6. A device for detecting the parameters of an aerosol according to claim 1, wherein the body surrounding the aerosol resting area is made of a transparent material and the transmitting means is provided with a surface made of a translucent material, through which radiation is emitted.

7. A device for detecting the parameters of an aerosol according to claim 1, wherein the first receiving means is provided with a surface made of a translucent material, through which the radiation is received.

8. A device for detecting the parameters of an aerosol according to claim 1, wherein the second receiving means is provided with a surface made of a translucent material, through which the radiation is received.

9. A device for detecting the parameters of an aerosol according to claim 1, wherein the control means activates the transmitting means to emit the radiation into the aerosol resting area.

10. A device for detecting the parameters of an aerosol according to claim 9, wherein the control means activates the transmitting means such that first time periods, in which the transmitting means emits radiation into the aerosol resting area, alternate with second time periods, in which the transmitting means does not emit radiation into the aerosol resting area.

11. A device for detecting the parameters of an aerosol according to claim 9, wherein in the second time periods, the control means determines the proportion of ambient light in the output signals of the first and/or second receiving means.

12. A device for detecting the parameters of an aerosol according to claim 11, wherein the control means makes use of the proportion of ambient light when analysing the output signals of the first and second receiving means.

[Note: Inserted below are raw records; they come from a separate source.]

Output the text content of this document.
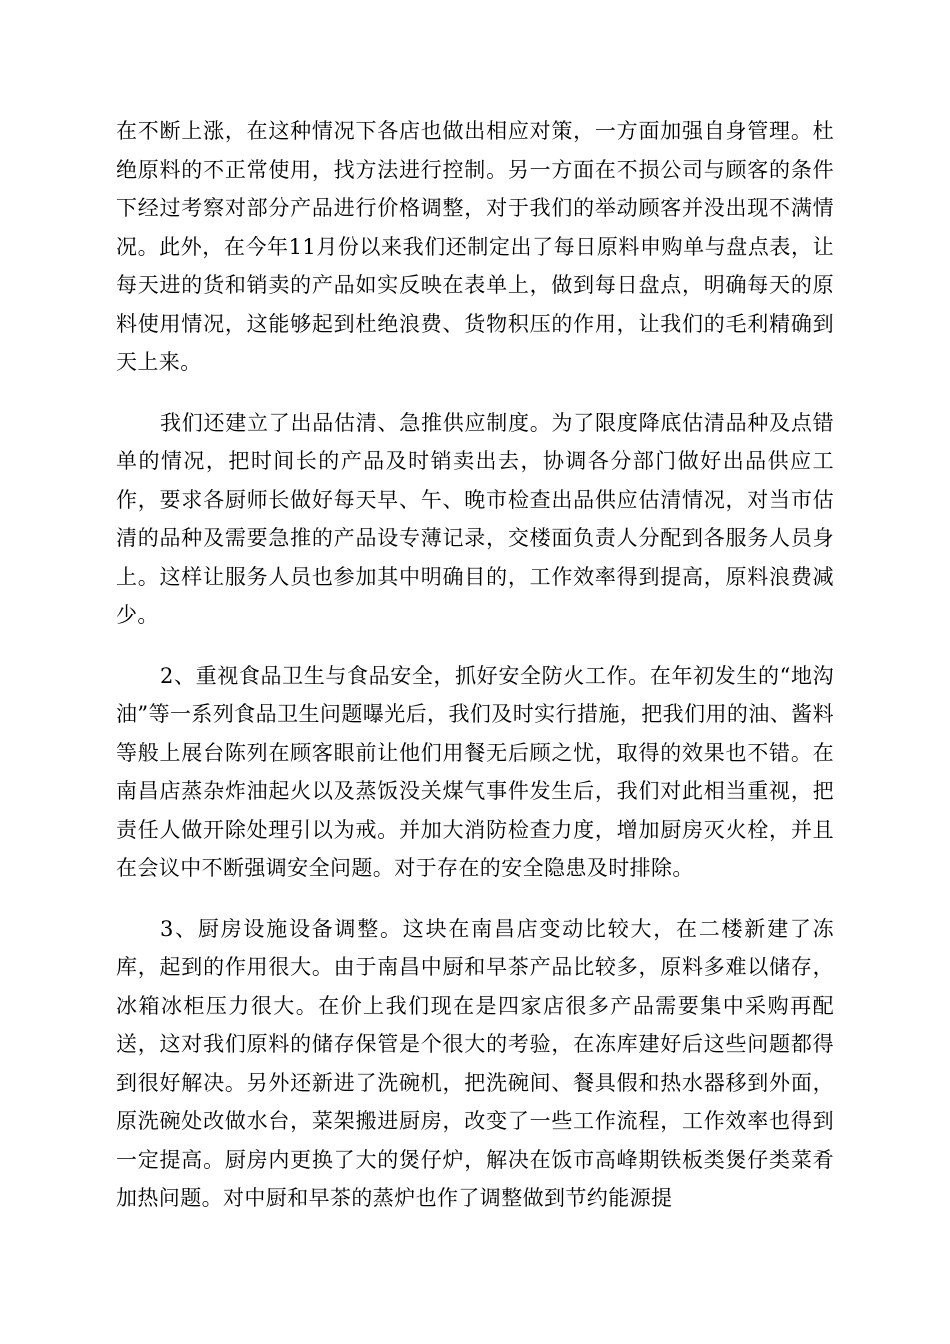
在不断上涨，在这种情况下各店也做出相应对策，一方面加强自身管理。杜绝原料的不正常使用，找方法进行控制。另一方面在不损公司与顾客的条件下经过考察对部分产品进行价格调整，对于我们的举动顾客并没出现不满情况。此外，在今年11月份以来我们还制定出了每日原料申购单与盘点表，让每天进的货和销卖的产品如实反映在表单上，做到每日盘点，明确每天的原料使用情况，这能够起到杜绝浪费、货物积压的作用，让我们的毛利精确到天上来。

我们还建立了出品估清、急推供应制度。为了限度降底估清品种及点错单的情况，把时间长的产品及时销卖出去，协调各分部门做好出品供应工作，要求各厨师长做好每天早、午、晚市检查出品供应估清情况，对当市估清的品种及需要急推的产品设专薄记录，交楼面负责人分配到各服务人员身上。这样让服务人员也参加其中明确目的，工作效率得到提高，原料浪费减少。

2、重视食品卫生与食品安全，抓好安全防火工作。在年初发生的“地沟油”等一系列食品卫生问题曝光后，我们及时实行措施，把我们用的油、酱料等般上展台陈列在顾客眼前让他们用餐无后顾之忧，取得的效果也不错。在南昌店蒸杂炸油起火以及蒸饭没关煤气事件发生后，我们对此相当重视，把责任人做开除处理引以为戒。并加大消防检查力度，增加厨房灭火栓，并且在会议中不断强调安全问题。对于存在的安全隐患及时排除。

3、厨房设施设备调整。这块在南昌店变动比较大，在二楼新建了冻库，起到的作用很大。由于南昌中厨和早茶产品比较多，原料多难以储存，冰箱冰柜压力很大。在价上我们现在是四家店很多产品需要集中采购再配送，这对我们原料的储存保管是个很大的考验，在冻库建好后这些问题都得到很好解决。另外还新进了洗碗机，把洗碗间、餐具假和热水器移到外面，原洗碗处改做水台，菜架搬进厨房，改变了一些工作流程，工作效率也得到一定提高。厨房内更换了大的煲仔炉，解决在饭市高峰期铁板类煲仔类菜肴加热问题。对中厨和早茶的蒸炉也作了调整做到节约能源提
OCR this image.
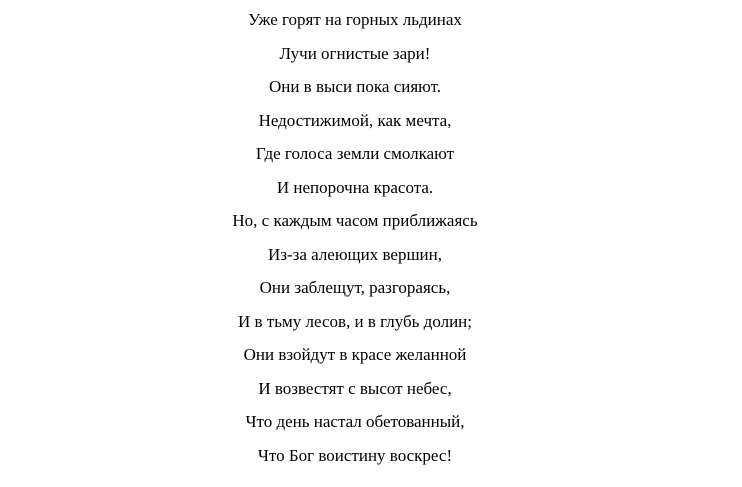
Уже горят на горных льдинах
Лучи огнистые зари!
Они в выси пока сияют.
Недостижимой, как мечта,
Где голоса земли смолкают
И непорочна красота.
Но, с каждым часом приближаясь
Из-за алеющих вершин,
Они заблещут, разгораясь,
И в тьму лесов, и в глубь долин;
Они взойдут в красе желанной
И возвестят с высот небес,
Что день настал обетованный,
Что Бог воистину воскрес!
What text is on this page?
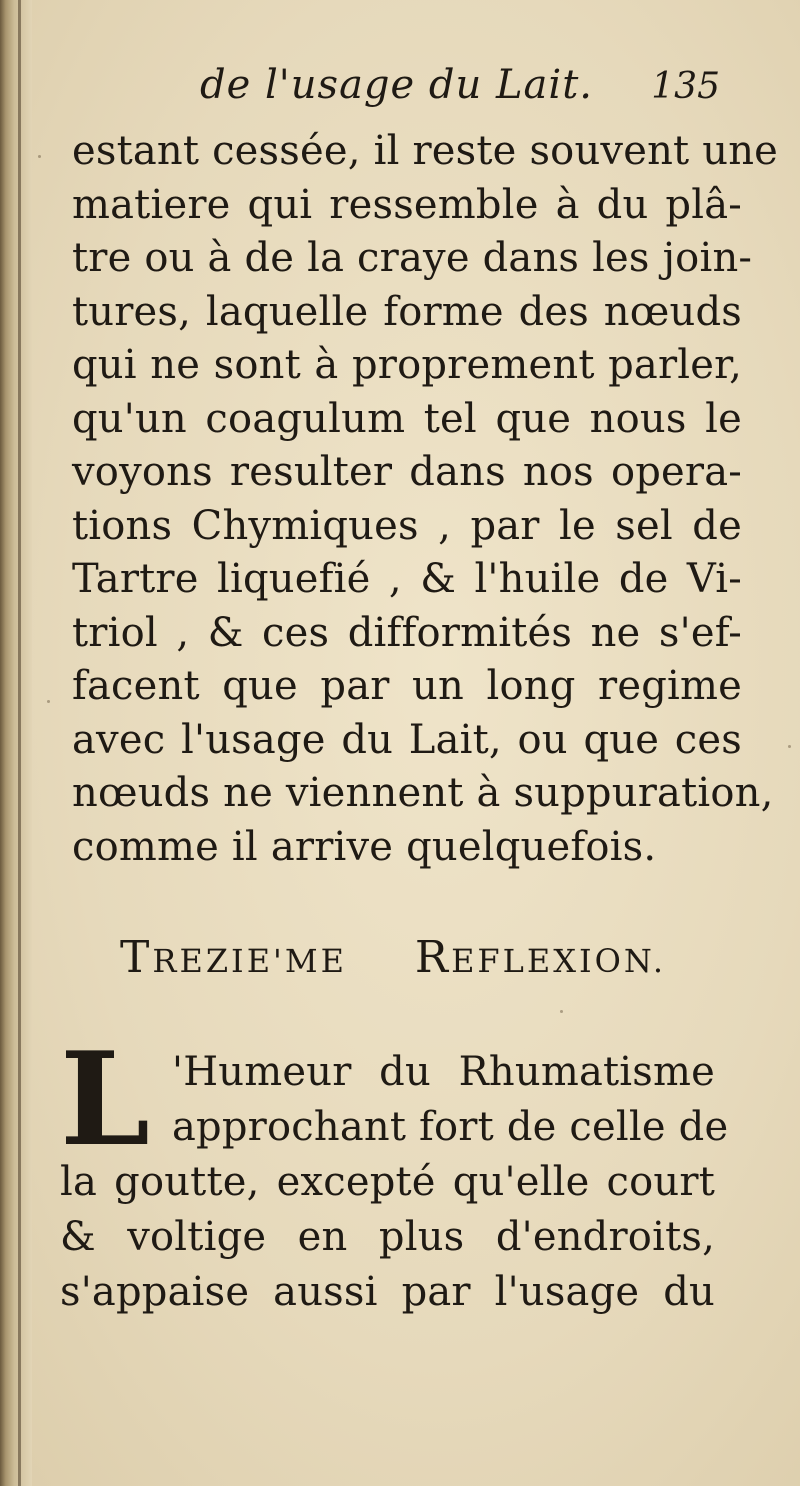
de l'usage du Lait. 135
estant cessée, il reste souvent une
matiere qui ressemble à du plâ-
tre ou à de la craye dans les join-
tures, laquelle forme des nœuds
qui ne sont à proprement parler,
qu'un coagulum tel que nous le
voyons resulter dans nos opera-
tions Chymiques , par le sel de
Tartre liquefié , & l'huile de Vi-
triol , & ces difformités ne s'ef-
facent que par un long regime
avec l'usage du Lait, ou que ces
nœuds ne viennent à suppuration,
comme il arrive quelquefois.
TREZIE'ME REFLEXION.
L 'Humeur du Rhumatisme
approchant fort de celle de
la goutte, excepté qu'elle court
& voltige en plus d'endroits,
s'appaise aussi par l'usage du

13. A device for detecting the parameters of an aerosol according to claim 12, wherein the control means forms the difference of the output signal of the first receiving means and the first ambient light proportion and/or the difference of the output signal of the second receiving means and the second ambient light proportion.

14. A device for detecting the parameters of an aerosol according to claim 13, wherein the control means forms the quotient from the difference of the output signal of the second receiving means and the second ambient light proportion and the difference of the output signal of the first receiving means and the first ambient light proportion.

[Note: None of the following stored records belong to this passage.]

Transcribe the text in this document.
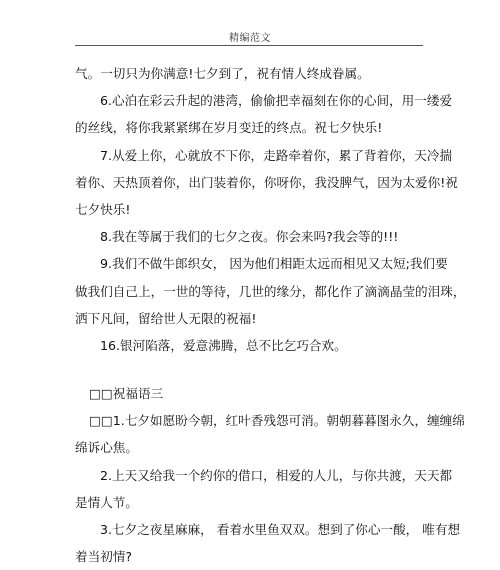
精编范文
气。一切只为你满意!七夕到了，祝有情人终成眷属。
6.心泊在彩云升起的港湾，偷偷把幸福刻在你的心间，用一缕爱
的丝线，将你我紧紧绑在岁月变迁的终点。祝七夕快乐!
7.从爱上你，心就放不下你，走路牵着你，累了背着你，天冷揣
着你、天热顶着你，出门装着你，你呀你，我没脾气，因为太爱你!祝
七夕快乐!
8.我在等属于我们的七夕之夜。你会来吗?我会等的!!!
9.我们不做牛郎织女， 因为他们相距太远而相见又太短;我们要
做我们自己上，一世的等待，几世的缘分，都化作了滴滴晶莹的泪珠，
洒下凡间，留给世人无限的祝福!
16.银河陷落，爱意沸腾，总不比乞巧合欢。
□□祝福语三
□□1.七夕如愿盼今朝，红叶香残怨可消。朝朝暮暮图永久，缠缠绵
绵诉心焦。
2.上天又给我一个约你的借口，相爱的人儿，与你共渡，天天都
是情人节。
3.七夕之夜星麻麻， 看着水里鱼双双。想到了你心一酸， 唯有想
着当初情?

15. A device for detecting the parameters of an aerosol according to claim 1, wherein the control means forms the quotient from the output signal of the second receiving means and the output signal of the first receiving means.

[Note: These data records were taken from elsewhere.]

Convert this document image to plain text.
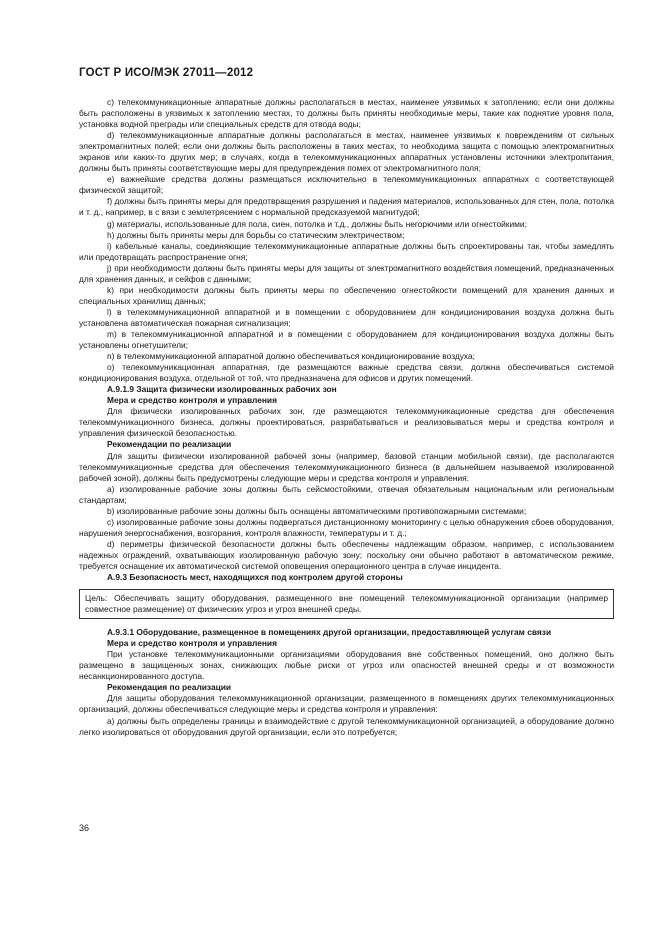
ГОСТ Р ИСО/МЭК 27011—2012

c) телекоммуникационные аппаратные должны располагаться в местах, наименее уязвимых к затоплению; если они должны быть расположены в уязвимых к затоплению местах, то должны быть приняты необходимые меры, такие как поднятие уровня пола, установка водной преграды или специальных средств для отвода воды;

d) телекоммуникационные аппаратные должны располагаться в местах, наименее уязвимых к повреждениям от сильных электромагнитных полей; если они должны быть расположены в таких местах, то необходима защита с помощью электромагнитных экранов или каких-то других мер; в случаях, когда в телекоммуникационных аппаратных установлены источники электропитания, должны быть приняты соответствующие меры для предупреждения помех от электромагнитного поля;

e) важнейшие средства должны размещаться исключительно в телекоммуникационных аппаратных с соответствующей физической защитой;

f) должны быть приняты меры для предотвращения разрушения и падения материалов, использованных для стен, пола, потолка и т. д., например, в с вязи с землетрясением с нормальной предсказуемой магнитудой;

g) материалы, использованные для пола, сиен, потолка и т.д., должны быть негорючими или огнестойкими;

h) должны быть приняты меры для борьбы со статическим электричеством;

i) кабельные каналы, соединяющие телекоммуникационные аппаратные должны быть спроектированы так, чтобы замедлять или предотвращать распространение огня;

j) при необходимости должны быть приняты меры для защиты от электромагнитного воздействия помещений, предназначенных для хранения данных, и сейфов с данными;

k) при необходимости должны быть приняты меры по обеспечению огнестойкости помещений для хранения данных и специальных хранилищ данных;

l) в телекоммуникационной аппаратной и в помещении с оборудованием для кондиционирования воздуха должна быть установлена автоматическая пожарная сигнализация;

m) в телекоммуникационной аппаратной и в помещении с оборудованием для кондиционирования воздуха должны быть установлены огнетушители;

n) в телекоммуникационной аппаратной должно обеспечиваться кондиционирование воздуха;

o) телекоммуникационная аппаратная, где размещаются важные средства связи, должна обеспечиваться системой кондиционирования воздуха, отдельной от той, что предназначена для офисов и других помещений.

А.9.1.9 Защита физически изолированных рабочих зон

Мера и средство контроля и управления

Для физически изолированных рабочих зон, где размещаются телекоммуникационные средства для обеспечения телекоммуникационного бизнеса, должны проектироваться, разрабатываться и реализовываться меры и средства контроля и управления физической безопасностью.

Рекомендации по реализации

Для защиты физически изолированной рабочей зоны (например, базовой станции мобильной связи), где располагаются телекоммуникационные средства для обеспечения телекоммуникационного бизнеса (в дальнейшем называемой изолированной рабочей зоной), должны быть предусмотрены следующие меры и средства контроля и управления:

a) изолированные рабочие зоны должны быть сейсмостойкими, отвечая обязательным национальным или региональным стандартам;

b) изолированные рабочие зоны должны быть оснащены автоматическими противопожарными системами;

c) изолированные рабочие зоны должны подвергаться дистанционному мониторингу с целью обнаружения сбоев оборудования, нарушения энергоснабжения, возгорания, контроля влажности, температуры и т. д.;

d) периметры физической безопасности должны быть обеспечены надлежащим образом, например, с использованием надежных ограждений, охватывающих изолированную рабочую зону; поскольку они обычно работают в автоматическом режиме, требуется оснащение их автоматической системой оповещения операционного центра в случае инцидента.

А.9.3 Безопасность мест, находящихся под контролем другой стороны

Цель: Обеспечивать защиту оборудования, размещенного вне помещений телекоммуникационной организации (например совместное размещение) от физических угроз и угроз внешней среды.

А.9.3.1 Оборудование, размещенное в помещениях другой организации, предоставляющей услугам связи

Мера и средство контроля и управления

При установке телекоммуникационными организациями оборудования вне собственных помещений, оно должно быть размещено в защищенных зонах, снижающих любые риски от угроз или опасностей внешней среды и от возможности несанкционированного доступа.

Рекомендация по реализации

Для защиты оборудования телекоммуникационной организации, размещенного в помещениях других телекоммуникационных организаций, должны обеспечиваться следующие меры и средства контроля и управления:

a) должны быть определены границы и взаимодействие с другой телекоммуникационной организацией, а оборудование должно легко изолироваться от оборудования другой организации, если это потребуется;

36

16. A device for detecting the parameters of an aerosol, according to claim 1, wherein the radiation emitted by the transmitting means is light, in particular infrared light.

17. Inhalation therapy device having a device for detecting the parameters of an aerosol according to claim 1, wherein the body surrounding the aerosol resting area is a mouthpiece of the inhalation therapy device.

18. Inhalation therapy device according to claim 17, wherein a nebuliser nozzle or a membrane nebuliser is provided.

19. Inhalation therapy device according to claim 18, wherein the control means is connected with a compressor for the nebuliser nozzle or with an excitation device for the membrane nebuliser.